Cole Krawitz’s poems and articles have appeared in such publications as Tidal Basin Review, Connotation Press, Zeek, OCHO, Newsday and The Forward. A Lambda Fellow, he received an MFA in Creative Writing from Lesley University. Cole has lectured in June Jordan’s Poetry for the People Program at University of California, Berkeley and the MA in English Program at Holy Names University. He lives in Oakland, CA.

Arisa White is a Cave Canem fellow and holds a MFA from the University of Massachusetts, Amherst. Author of two poetry chapbooks, Disposition for Shininess (Factory Hollow Press, 2008) and Post Pardon (Mouthfeel Press, 2011), she was selected by the San Francisco Guardian for the 2010 Hot Pink List.

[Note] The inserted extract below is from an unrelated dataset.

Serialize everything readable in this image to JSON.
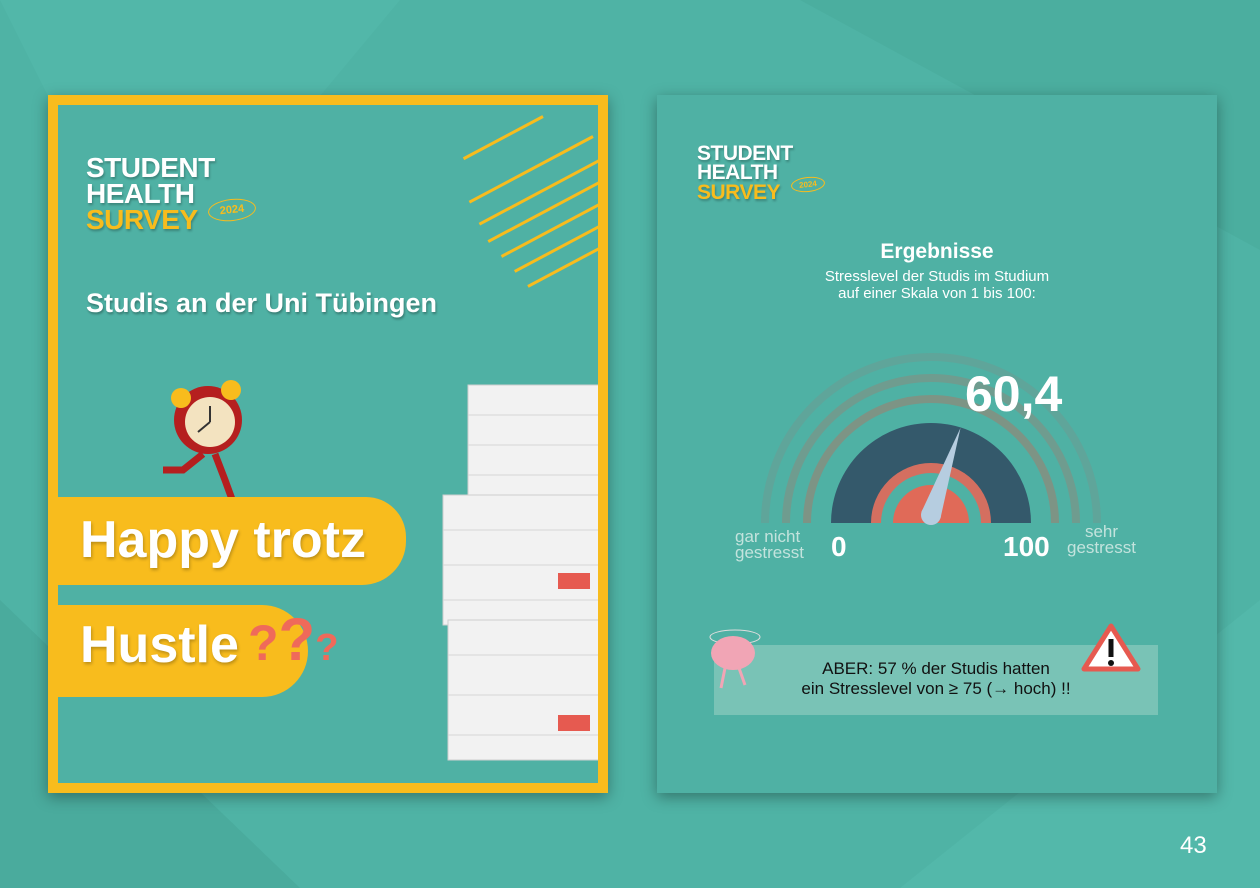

Member of the PlayGround writers’ pool for the 2010-2011 season, her play Frigidare was staged for the 2011 PlayGround Festival at the Berkeley Repertory Theatre (CA). Recipient of the inaugural Rose O’Neill Literary House summer residency at Washington College, she has also received residencies, fellowships, or scholarships from Squaw Valley Community of Writers, Hedgebrook, Atlantic Center for the Arts, Prague Summer Program, Fine Arts Work Center, and Bread Loaf Writers’ Conference. Nominated for a Pushcart Prize in 2005, her poetry has appeared in numerous journals and is featured on the recording WORD with the Jessica Jones Quartet and in the anthology and staged production of Fingernails Across A Chalkboard: Poetry and Prose on HIV/AIDS from the Black Diaspora.